- Artist's conception of Skyhook in operation

General information
- Type: Heavy lifter
- National origin: Canada / United States
- Manufacturer: Boeing
- Status: Proposed

= SkyHook JHL-40 =

Hybrid airship/helicopter proposed in 2008

The SkyHook JHL-40 was a proposed hybrid airship/helicopter. On July 9, 2008, Boeing announced that it had teamed up with SkyHook International, a Canadian company, to develop this aircraft.

According to company spokespeople, the aircraft would combine the best features of a blimp and a helicopter, and would be capable of carrying a 40 ton load up to 200 mi without refueling. At 302 ft long, it would classify as the largest helicopter in the world, and would be capable of flying up to 800 mi without a load. The craft would use helium to provide enough lift to carry its own weight, and would use four helicopter rotors to lift the load and to propel the aircraft. By using both helium and helicopter rotors, the aircraft can avoid having to jettison helium after unloading.

In comparison, the CH-47 Chinook helicopter can carry a load the same distance, but can only lift a maximum of 10 tons.

SkyHook claimed that the aircraft would provide environmental benefits over traditional methods of delivering heavy loads, as it would require less fuel than a helicopter and not require building big roads for construction equipment.

The JHL-40, or Jess Heavy Lifter, is named after Pete Jess, the president and chief operating officer of SkyHook International, the company that owns the patent for the aircraft.

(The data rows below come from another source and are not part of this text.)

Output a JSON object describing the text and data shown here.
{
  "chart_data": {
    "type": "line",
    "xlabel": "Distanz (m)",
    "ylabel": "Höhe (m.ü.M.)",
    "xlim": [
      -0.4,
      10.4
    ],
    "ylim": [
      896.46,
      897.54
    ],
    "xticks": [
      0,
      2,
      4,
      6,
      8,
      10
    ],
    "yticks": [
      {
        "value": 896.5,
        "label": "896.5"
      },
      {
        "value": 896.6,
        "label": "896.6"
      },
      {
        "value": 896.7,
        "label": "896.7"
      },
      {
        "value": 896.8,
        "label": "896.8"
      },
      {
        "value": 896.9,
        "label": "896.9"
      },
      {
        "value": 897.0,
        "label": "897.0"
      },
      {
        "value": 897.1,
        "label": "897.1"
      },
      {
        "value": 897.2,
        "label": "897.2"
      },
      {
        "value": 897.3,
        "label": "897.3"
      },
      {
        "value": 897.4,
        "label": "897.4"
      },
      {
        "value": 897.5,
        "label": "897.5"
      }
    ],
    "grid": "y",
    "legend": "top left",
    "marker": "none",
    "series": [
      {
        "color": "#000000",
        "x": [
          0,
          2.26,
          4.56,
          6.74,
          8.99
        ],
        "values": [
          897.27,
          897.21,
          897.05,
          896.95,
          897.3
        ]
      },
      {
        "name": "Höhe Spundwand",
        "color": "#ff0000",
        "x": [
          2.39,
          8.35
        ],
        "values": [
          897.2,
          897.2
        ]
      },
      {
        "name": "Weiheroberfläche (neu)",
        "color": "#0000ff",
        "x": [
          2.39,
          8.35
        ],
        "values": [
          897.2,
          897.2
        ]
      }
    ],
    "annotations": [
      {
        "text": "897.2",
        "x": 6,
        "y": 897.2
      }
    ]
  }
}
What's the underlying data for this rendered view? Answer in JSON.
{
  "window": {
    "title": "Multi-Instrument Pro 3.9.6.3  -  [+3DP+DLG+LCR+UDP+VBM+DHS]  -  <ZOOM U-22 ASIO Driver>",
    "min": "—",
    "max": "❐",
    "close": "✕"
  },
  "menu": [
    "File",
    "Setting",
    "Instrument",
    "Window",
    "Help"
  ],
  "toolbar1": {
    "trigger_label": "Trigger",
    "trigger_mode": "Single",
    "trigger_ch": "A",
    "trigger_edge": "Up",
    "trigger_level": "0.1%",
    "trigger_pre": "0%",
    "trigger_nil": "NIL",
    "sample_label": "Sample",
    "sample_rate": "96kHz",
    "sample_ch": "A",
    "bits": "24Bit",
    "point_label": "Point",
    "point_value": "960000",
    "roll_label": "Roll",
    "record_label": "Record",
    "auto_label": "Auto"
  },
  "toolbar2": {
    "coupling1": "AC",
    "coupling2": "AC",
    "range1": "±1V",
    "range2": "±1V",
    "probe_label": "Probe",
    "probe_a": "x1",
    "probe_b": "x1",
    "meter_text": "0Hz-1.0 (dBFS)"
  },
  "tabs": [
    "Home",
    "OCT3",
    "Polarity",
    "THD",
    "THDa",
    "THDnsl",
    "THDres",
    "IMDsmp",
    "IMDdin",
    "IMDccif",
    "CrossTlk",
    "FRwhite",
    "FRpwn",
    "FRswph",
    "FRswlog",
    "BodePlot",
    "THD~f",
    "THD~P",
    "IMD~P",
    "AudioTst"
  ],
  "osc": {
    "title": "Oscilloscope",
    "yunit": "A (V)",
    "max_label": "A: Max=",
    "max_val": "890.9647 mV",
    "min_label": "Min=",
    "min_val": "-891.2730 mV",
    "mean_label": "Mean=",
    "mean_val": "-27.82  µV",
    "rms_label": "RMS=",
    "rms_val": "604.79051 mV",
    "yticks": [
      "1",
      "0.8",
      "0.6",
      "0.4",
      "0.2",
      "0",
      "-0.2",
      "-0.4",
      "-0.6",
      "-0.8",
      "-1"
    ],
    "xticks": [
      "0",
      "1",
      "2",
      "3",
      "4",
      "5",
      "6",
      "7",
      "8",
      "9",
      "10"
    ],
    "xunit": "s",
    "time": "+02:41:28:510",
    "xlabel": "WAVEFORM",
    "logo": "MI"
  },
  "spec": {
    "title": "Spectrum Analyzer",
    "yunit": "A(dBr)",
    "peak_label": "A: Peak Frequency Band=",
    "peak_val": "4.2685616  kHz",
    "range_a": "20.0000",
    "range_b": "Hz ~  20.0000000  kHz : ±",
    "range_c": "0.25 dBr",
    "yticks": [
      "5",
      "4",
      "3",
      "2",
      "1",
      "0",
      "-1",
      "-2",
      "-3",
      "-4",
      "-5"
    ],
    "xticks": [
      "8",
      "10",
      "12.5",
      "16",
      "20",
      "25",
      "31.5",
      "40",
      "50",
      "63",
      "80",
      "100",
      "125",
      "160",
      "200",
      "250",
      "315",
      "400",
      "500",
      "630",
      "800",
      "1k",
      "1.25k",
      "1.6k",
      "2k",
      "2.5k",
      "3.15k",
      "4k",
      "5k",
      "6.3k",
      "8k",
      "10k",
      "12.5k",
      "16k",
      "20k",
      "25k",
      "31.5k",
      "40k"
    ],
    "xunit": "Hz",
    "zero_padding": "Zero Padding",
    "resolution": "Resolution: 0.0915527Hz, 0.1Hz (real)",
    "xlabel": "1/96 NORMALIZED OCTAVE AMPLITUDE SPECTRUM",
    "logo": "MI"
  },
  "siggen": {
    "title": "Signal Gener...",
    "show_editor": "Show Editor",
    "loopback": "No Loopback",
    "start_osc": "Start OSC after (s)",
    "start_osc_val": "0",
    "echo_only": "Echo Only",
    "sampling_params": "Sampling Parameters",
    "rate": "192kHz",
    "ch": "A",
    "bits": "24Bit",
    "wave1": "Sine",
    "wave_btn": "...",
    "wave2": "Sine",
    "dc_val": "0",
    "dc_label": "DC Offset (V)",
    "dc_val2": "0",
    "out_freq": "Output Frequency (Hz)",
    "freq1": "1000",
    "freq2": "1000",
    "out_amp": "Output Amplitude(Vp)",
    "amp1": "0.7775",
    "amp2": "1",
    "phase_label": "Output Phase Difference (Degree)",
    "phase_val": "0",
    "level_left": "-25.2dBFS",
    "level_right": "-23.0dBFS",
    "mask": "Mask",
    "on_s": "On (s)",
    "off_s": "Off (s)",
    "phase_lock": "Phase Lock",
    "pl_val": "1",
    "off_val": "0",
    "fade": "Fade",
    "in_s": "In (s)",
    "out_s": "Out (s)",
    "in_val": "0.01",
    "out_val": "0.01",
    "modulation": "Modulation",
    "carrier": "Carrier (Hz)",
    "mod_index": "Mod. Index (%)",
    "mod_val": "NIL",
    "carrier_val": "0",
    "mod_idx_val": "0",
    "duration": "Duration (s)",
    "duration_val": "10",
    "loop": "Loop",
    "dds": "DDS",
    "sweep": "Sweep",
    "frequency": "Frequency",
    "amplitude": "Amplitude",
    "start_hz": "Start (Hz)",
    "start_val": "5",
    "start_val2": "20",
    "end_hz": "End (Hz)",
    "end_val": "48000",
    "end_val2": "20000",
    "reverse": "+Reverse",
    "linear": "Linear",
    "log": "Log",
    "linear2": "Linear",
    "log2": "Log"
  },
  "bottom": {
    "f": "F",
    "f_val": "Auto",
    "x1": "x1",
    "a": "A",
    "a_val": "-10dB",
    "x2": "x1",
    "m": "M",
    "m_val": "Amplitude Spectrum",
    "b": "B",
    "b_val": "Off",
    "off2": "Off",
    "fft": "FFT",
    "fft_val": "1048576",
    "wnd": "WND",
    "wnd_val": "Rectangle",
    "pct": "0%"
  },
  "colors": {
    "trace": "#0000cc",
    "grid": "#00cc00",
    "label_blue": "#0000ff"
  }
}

The planned aircraft was never certified by Transport Canada or the U.S. Federal Aviation Administration. The aircraft's overall performance and layout were established. The next major program milestone, never reached, was to be a detailed design in 2011, which would have centered on the design, analysis and specification of all hardware, software and related aircraft and ground support systems interfaces. Boeing planned to design and fabricate a production SkyHook HLV prototype at its Rotorcraft Systems facility in Ridley Park, Pennsylvania. The first SkyHook HLV aircraft was scheduled to fly in 2014. On September 13, 2010 however, Financial Times Deutschland revealed that development was halted until an infusion of 100 million dollars in public funding would be available.